Il leghista accusa la candidata dei Dem di non conoscere il territorio

Attualità Rimini | 13:10 - 17 Gennaio 2020 A sinistra Emma Petitti, a destra Bruno Galli A sinistra Emma Petitti, a destra Bruno Galli.

Botta e risposta tra i candidati della Lega Bruno Galli e del Pd Emma Petitti su un volantino elettorale di quest'ultima recapitato ai cittadini di Montescudo-Monte Colombo, ma riferito però agli abitanti di Gemmano.


La nota di Bruno Galli


“La conoscenza del territorio da parte del Pd e dei suoi candidati lascia molto a desiderare”. Bruno Galli, candidato capolista della Lega alle prossime elezioni regionali a sostegno di Lucia Borgonzoni, racconta un episodio accaduto recentemente a Montecolombo, ora comune unico con Montescudo, riferitogli dal responsabile locale della Lega Daniele Genghini.
“Nelle buchette delle lettere dei cittadini – racconta Galli – è arrivato il materiale elettorale della candidata capolista del Pd Emma Petitti. In mezzo a brochure e santini elettorali c’era anche un volantino che faceva esplicito riferimento ai cittadini di Gemmano, più volte chiamati in causa nello scritto. Per chi si dichiara pubblicamente esperta conoscitrice del territorio, un errore così è imperdonabile. Gemmano è il paese amministrato dal suo amico Riziero Santi del Pd, Montecolombo (e con esso Montescudo) è un’altra cosa. Ne approfitto – conclude Galli – per ribadire che il sottoscritto e la Lega siamo favorevoli all’identità, al campanile e alla salvaguardia delle differenze che sono le ricchezza del nostro Paese restando comunque sempre ben disposti a recepire la volontà del territorio. E in tema di annessioni ben vengano Sassofeltrio e Montecopiolo in Romagna”.
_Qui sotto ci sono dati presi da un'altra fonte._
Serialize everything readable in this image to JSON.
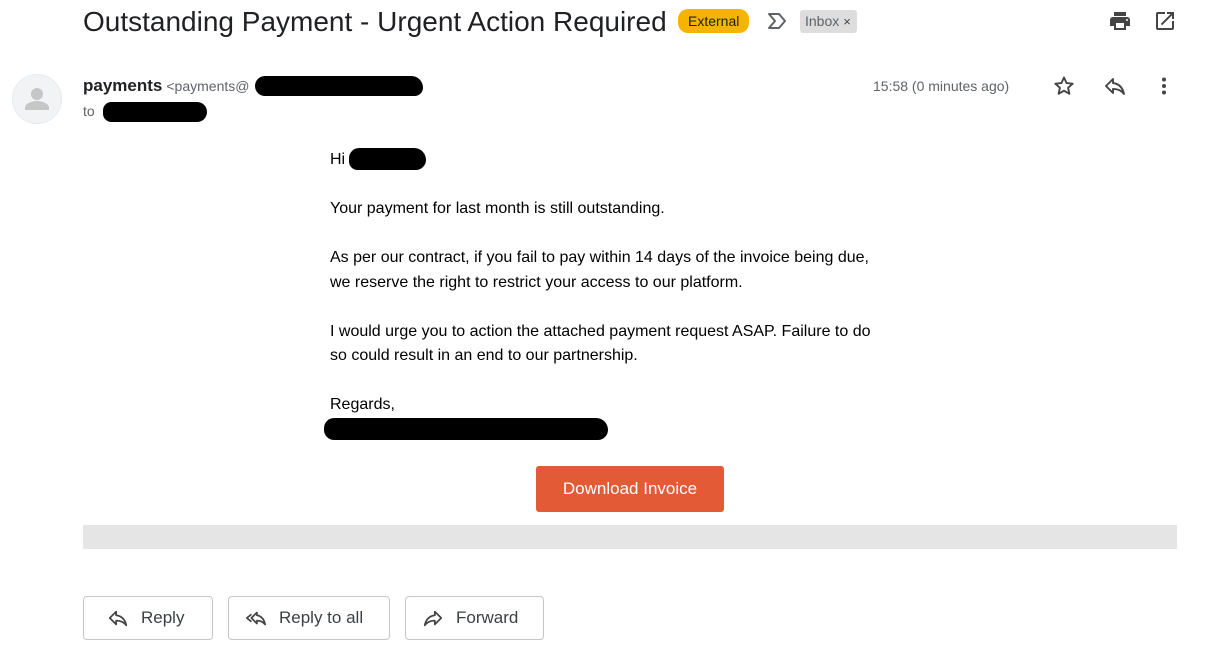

La risposta di Emma Petitti


La Lega non ha ormai più argomenti e quindi è costretta ad attaccarsi su tutto, anche sul fatto che alcune mie lettere illustrative del grande lavoro fatto in questi anni siano state consegnate in alcune case (a confine) rispetto a quello in cui dovevano essere mandate.
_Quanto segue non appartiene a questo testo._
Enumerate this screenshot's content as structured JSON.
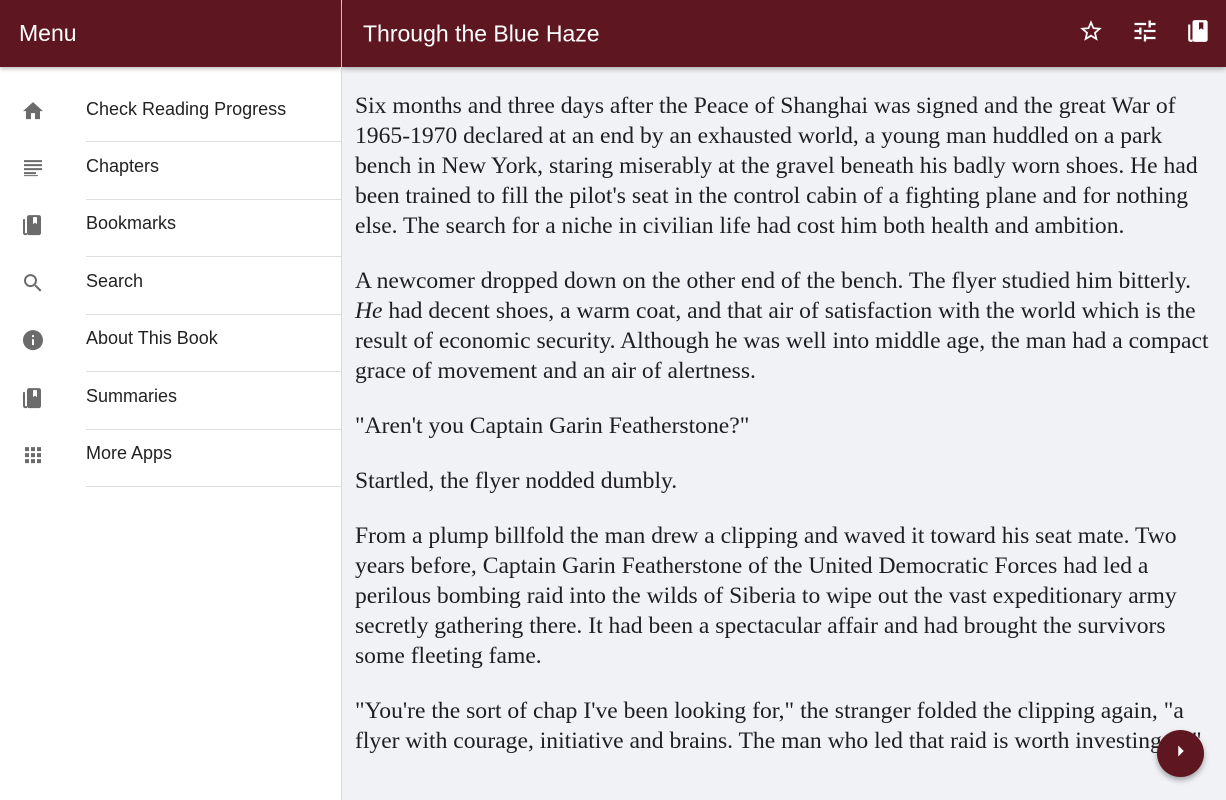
{
  "drawer": {
    "title": "Menu",
    "items": [
      {
        "label": "Check Reading Progress",
        "icon": "home-icon"
      },
      {
        "label": "Chapters",
        "icon": "list-icon"
      },
      {
        "label": "Bookmarks",
        "icon": "book-icon"
      },
      {
        "label": "Search",
        "icon": "search-icon"
      },
      {
        "label": "About This Book",
        "icon": "info-icon"
      },
      {
        "label": "Summaries",
        "icon": "book-icon"
      },
      {
        "label": "More Apps",
        "icon": "apps-grid-icon"
      }
    ]
  },
  "toolbar": {
    "title": "Through the Blue Haze",
    "actions": [
      "star-icon",
      "settings-sliders-icon",
      "book-icon"
    ]
  },
  "content": {
    "p1": "Six months and three days after the Peace of Shanghai was signed and the great War of 1965-1970 declared at an end by an exhausted world, a young man huddled on a park bench in New York, staring miserably at the gravel beneath his badly worn shoes. He had been trained to fill the pilot's seat in the control cabin of a fighting plane and for nothing else. The search for a niche in civilian life had cost him both health and ambition.",
    "p2_pre": "A newcomer dropped down on the other end of the bench. The flyer studied him bitterly. ",
    "p2_em": "He",
    "p2_post": " had decent shoes, a warm coat, and that air of satisfaction with the world which is the result of economic security. Although he was well into middle age, the man had a compact grace of movement and an air of alertness.",
    "p3": "\"Aren't you Captain Garin Featherstone?\"",
    "p4": "Startled, the flyer nodded dumbly.",
    "p5": "From a plump billfold the man drew a clipping and waved it toward his seat mate. Two years before, Captain Garin Featherstone of the United Democratic Forces had led a perilous bombing raid into the wilds of Siberia to wipe out the vast expeditionary army secretly gathering there. It had been a spectacular affair and had brought the survivors some fleeting fame.",
    "p6": "\"You're the sort of chap I've been looking for,\" the stranger folded the clipping again, \"a flyer with courage, initiative and brains. The man who led that raid is worth investing in.\""
  },
  "fab": {
    "icon": "chevron-right-icon"
  },
  "colors": {
    "primary": "#5e1720",
    "content_background": "#f1f2f6",
    "drawer_background": "#ffffff",
    "icon_gray": "#6b6b6b"
  }
}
Polemica sterile, che denota assoluta mancanza di argomenti (lo sapevamo già) e la sempre verde abitudine a distorcere la realtà.
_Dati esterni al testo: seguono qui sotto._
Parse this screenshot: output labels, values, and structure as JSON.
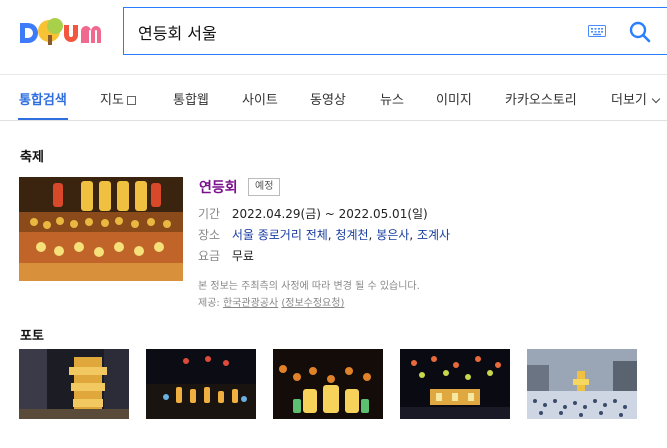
{
  "logo": {
    "text": "Daum"
  },
  "search": {
    "value": "연등회 서울"
  },
  "tabs": [
    {
      "label": "통합검색",
      "active": true
    },
    {
      "label": "지도"
    },
    {
      "label": "통합웹"
    },
    {
      "label": "사이트"
    },
    {
      "label": "동영상"
    },
    {
      "label": "뉴스"
    },
    {
      "label": "이미지"
    },
    {
      "label": "카카오스토리"
    },
    {
      "label": "더보기"
    }
  ],
  "festival": {
    "section_title": "축제",
    "name": "연등회",
    "badge": "예정",
    "period_label": "기간",
    "period": "2022.04.29(금) ~ 2022.05.01(일)",
    "place_label": "장소",
    "places": [
      "서울 종로거리 전체",
      "청계천",
      "봉은사",
      "조계사"
    ],
    "fee_label": "요금",
    "fee": "무료",
    "notice": "본 정보는 주최측의 사정에 따라 변경 될 수 있습니다.",
    "source_label": "제공:",
    "source_name": "한국관광공사",
    "source_request": "(정보수정요청)"
  },
  "photo": {
    "section_title": "포토"
  },
  "colors": {
    "accent": "#2f6fe0",
    "title_purple": "#7b0f8d",
    "link_blue": "#1a3fa0"
  }
}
Irrispettoso verso l'agenzia che ha lavorato alla distribuzione delle mie lettere e soprattutto verso l'intelligenza dei cittadini che di certo non possono pensare che io non conosca il territorio perchè una lettera indirizzata a un comune e' stata consegnata nella buchetta di una casa di un altro comune.

Se vogliamo scendere agli stessi livelli di argomentazioni, piuttosto Galli ci spieghi perché con i loro manifesti elettorali hanno occupato gli spazi del PD, come a Morciano. Forse hanno difficoltà anche nella lettura delle delibere che assegna gli spazi elettorali?